On My Own
In On My Own, Diane Rehm shares with readers her experience of early grief after losing John Rehm, her husband of 54 years. Rehm’s attempt to discover who she will be without her life mate offers up questions any of us might consider when faced with a loss of similar magnitude. How do we go on the first day, the next day, and the day after that? Do we opt for distraction from grief through busyness or do we allow ourselves to be steeped in memories and sadness? How does one get accustomed to being single at 78 when she’s been partnered since age 25?
Rehm’s description of their early marriage paints it as traditional and sexist, recalling that she had to fight for a checking account of her own. “John was furious, feeling somehow threatened by the idea that the checkbook in my hands would create a kind of independence for me that he neither anticipated nor wanted.” Ironically, much later, after his diagnosis of Parkinson’s, John asked his wife to take over all the finances.
This marriage moved from the grievances of stereotypical gender roles to a partnership that had to grow to accommodate dramatic change: a time when Rehm’s success in her career exceeded that of her husband; and later, John’s helplessness from Parkinson’s disease; later still, their mutual decision to move him into Assisted Living; and finally, his decision to end his life. This meant he had to starve himself, refusing water, food, and medication. It took ten harrowing days, during which his wife witnessed his difficulty and railed against a legal system that disallows agency for the terminally ill patient. Through all the difficulty, Rehm aimed to be a devoted wife, while also staying true to the independence and identity she worked so hard to build.
For a woman who’s been called “the class act of the radio world,” (National Journal) this book is an extension of that class act. It’s honest, intimate, and self-convicting, while never slipping into self-pity or self-indulgence. Always a conduit—a place where voices come together to explore and inform—Rehm would never limit a contemplation on marriage, loss, grief, and widowhood to her own insights. By including so much of what she’s learned from others, she almost downplays her own experience. But it’s not out of secrecy or protection of privacy; it’s an act of graciousness toward us, her listeners. It’s an extension of the tag line on her website: “One of her guests is always you.” Diane Rehm is forever welcoming us into conversation, hosting us along with potent and prominent voices of our time. She has arrived where she is at this point in her life in part through the art of listening. So when she speaks, as she has done with the writing of this book, it’s always with deference.
Some of the best quotes in the book come from others: Joan Didion, Roger and E. J. Mudd, Eleanor Clift and Tom Brazaitis, Jeff Stann, Susan Stamberg, and Isabel Allende. From Susan Stamberg who lost her husband Lou: “I wasn’t the most important person in anybody’s life anymore. When I go out for a walk, there’s no longer anybody in the world who knows where I am.” There’s a sad and stark brilliance in that observation.

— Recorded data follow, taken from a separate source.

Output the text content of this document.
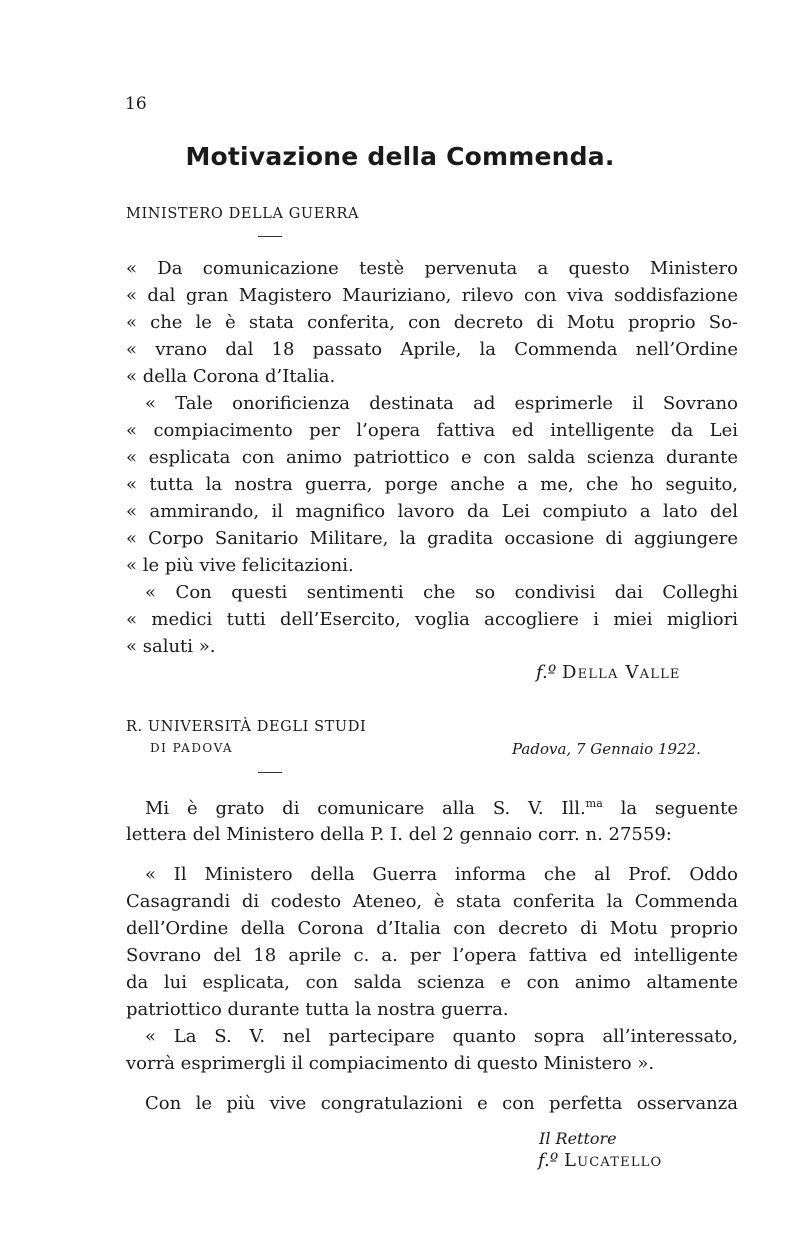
16
Motivazione della Commenda.
MINISTERO DELLA GUERRA
« Da comunicazione testè pervenuta a questo Ministero
« dal gran Magistero Mauriziano, rilevo con viva soddisfazione
« che le è stata conferita, con decreto di Motu proprio So-
« vrano dal 18 passato Aprile, la Commenda nell’Ordine
« della Corona d’Italia.
« Tale onorificienza destinata ad esprimerle il Sovrano
« compiacimento per l’opera fattiva ed intelligente da Lei
« esplicata con animo patriottico e con salda scienza durante
« tutta la nostra guerra, porge anche a me, che ho seguito,
« ammirando, il magnifico lavoro da Lei compiuto a lato del
« Corpo Sanitario Militare, la gradita occasione di aggiungere
« le più vive felicitazioni.
« Con questi sentimenti che so condivisi dai Colleghi
« medici tutti dell’Esercito, voglia accogliere i miei migliori
« saluti ».
f.º Della Valle
R. UNIVERSITÀ DEGLI STUDI
DI PADOVA	Padova, 7 Gennaio 1922.
Mi è grato di comunicare alla S. V. Ill.$^{ma}$ la seguente
lettera del Ministero della P. I. del 2 gennaio corr. n. 27559:
« Il Ministero della Guerra informa che al Prof. Oddo
Casagrandi di codesto Ateneo, è stata conferita la Commenda
dell’Ordine della Corona d’Italia con decreto di Motu proprio
Sovrano del 18 aprile c. a. per l’opera fattiva ed intelligente
da lui esplicata, con salda scienza e con animo altamente
patriottico durante tutta la nostra guerra.
« La S. V. nel partecipare quanto sopra all’interessato,
vorrà esprimergli il compiacimento di questo Ministero ».
Con le più vive congratulazioni e con perfetta osservanza
Il Rettore
f.º Lucatello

Fans of contemporary literary memoir will likely be disappointed by Rehm’s prose, written in a style that is formal and journalistic. The short chapters—many of them two or three pages long—have titles that are so obvious as to be unnecessary. Titles like “Fifty Four Years of Marriage,” “Grief,” “Christmas Holidays,” and “Planning for the Future” do nothing to enhance the work that follows. One-dimensional titles operate only on a literal level: This chapter will address the Christmas holidays. This one will address plans for the future. Considering how brief the chapters are, and therefore numerous, it’s just too many missed opportunities for subtlety and metaphor, for something more poetic or evocative. No chapter titles at all might’ve been more effective.
Still, there is much to admire in the honesty and grace of this book: Rehm’s inclusion of unusual details, like how a cutting board can launch a wave of remembering; Rehm’s confession, “some of us are caregivers and I suspect I’m not one of them;” the simplicity of the line, “I cry when I’m alone;” and the heartbreak of the statement, “It is to him that I want to speak.” If it’s possible to have more respect for Diane Rehm than you already possess, this book will take you there.
Staying busy has been a necessary survival mechanism since the loss of her spouse, but Rehm acknowledges she’s coming to the end of her broadcasting career. “It’s time, I believe, to have a younger voice in the ten-to-noon national spot. All of media is seeking younger people as listeners, viewers, participants. And by the close of 2016, I’ll be eighty years old.” She plans to work through the 2016 election. And she has plans for the good work she’ll do after retiring.
Rehm says leaving this job she has loved for 37 years will be her next lesson in loss and grief: “even as I continue to experience the loss of John, I am working to adjust myself in anticipation of the loss of what has been my daily occupation.”
“John always said it’s after the sunset that the magnificence appears . . .” No doubt Diane Rehm’s departure from broadcast journalism will be that kind of sunset: the promise of brilliance to come.